4 Our Simple Protocol

In this first setting, we consider a client \(\mathsf {U}\) owning a password \(\pi \) and willing to interact with a gateway \(\mathsf {G}\). The gateway interacts with two servers \(\mathsf {S}_1\) (owning \(\pi _1\)) and \(\mathsf {S}_2\) (owning \(\pi _2\)), such that \(\pi =\pi _1+\pi _2\). It should be noted that only the client’s password is assumed to be small and human-memorable. The two “passwords” owned by the servers can be arbitrarily big. The aim of the protocol is to establish a shared session key between the client and the gateway.

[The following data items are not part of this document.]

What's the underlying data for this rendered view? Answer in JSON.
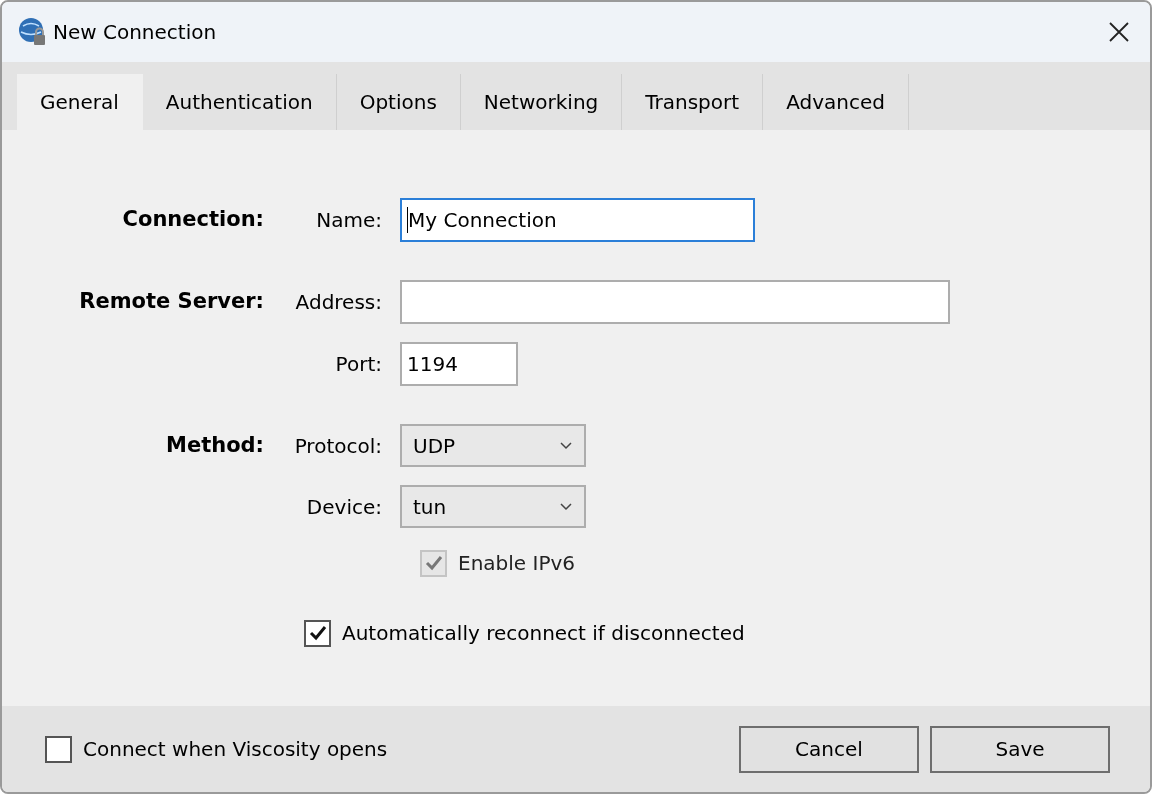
{
  "window": {
    "title": "New Connection"
  },
  "tabs": [
    {
      "label": "General",
      "selected": true
    },
    {
      "label": "Authentication",
      "selected": false
    },
    {
      "label": "Options",
      "selected": false
    },
    {
      "label": "Networking",
      "selected": false
    },
    {
      "label": "Transport",
      "selected": false
    },
    {
      "label": "Advanced",
      "selected": false
    }
  ],
  "sections": [
    {
      "label": "Connection:",
      "fields": [
        {
          "kind": "text",
          "label": "Name:",
          "value": "My Connection",
          "focused": true
        }
      ]
    },
    {
      "label": "Remote Server:",
      "fields": [
        {
          "kind": "text",
          "label": "Address:",
          "focused": false
        },
        {
          "kind": "text",
          "label": "Port:",
          "value": "1194",
          "focused": false
        }
      ]
    },
    {
      "label": "Method:",
      "fields": [
        {
          "kind": "dropdown",
          "label": "Protocol:",
          "value": "UDP"
        },
        {
          "kind": "dropdown",
          "label": "Device:",
          "value": "tun"
        },
        {
          "kind": "checkbox",
          "text": "Enable IPv6",
          "checked": true,
          "disabled": true
        }
      ]
    }
  ],
  "auto_reconnect": {
    "text": "Automatically reconnect if disconnected",
    "checked": true,
    "disabled": false
  },
  "footer": {
    "connect_on_open": {
      "text": "Connect when Viscosity opens",
      "checked": false,
      "disabled": false
    },
    "buttons": [
      "Cancel",
      "Save"
    ]
  }
}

A simple solution to this problem consists in considering some sort of three-party \(\textsf {PAKE} \), in which the client implicitly checks (using an \(\textsf {SPHF} \)) whether its password is the sum of the shares owned by the two servers, and the servers implicitly check (also using an \(\textsf {SPHF} \)) whether their share is the difference of the password owned by the client and the share owned by the other server. For sake of simplicity, we denote the client \(\mathsf {U}\) as \(\mathsf {S}_0\) and its password \(\pi \) as \(\pi _0\).

4.1 Building Blocks

Cramer-Shoup Encryption and SPHF. We consider Cramer-Shoup encryption as described in Sect. 2. The public key is denoted by \(\textsf {ek}=(g_1,g_2,c,d,h,{\mathfrak {H}_K})\) and the private key by \(\textsf {dk}=(x_1,x_2,y_1,y_2,z)\mathop {\leftarrow }\limits ^{{}_\$}\mathbb {Z}_p^5\). The public parameters \((\mathbb {G},p,g,\textsf {ek})\) are given as a common reference string.

We denote the ciphertext of a message \(M\in \mathbb {G}\) with the scalar \(r\in \mathbb {Z}_p\) by \(\mathcal {C}= \textsf {CS}_\textsf {ek}(M;r) = (u_1,u_2,e,v)\), with \(v = cd^\xi \) and \(\xi ={\mathfrak {H}_K}(u_1,u_2,e)\).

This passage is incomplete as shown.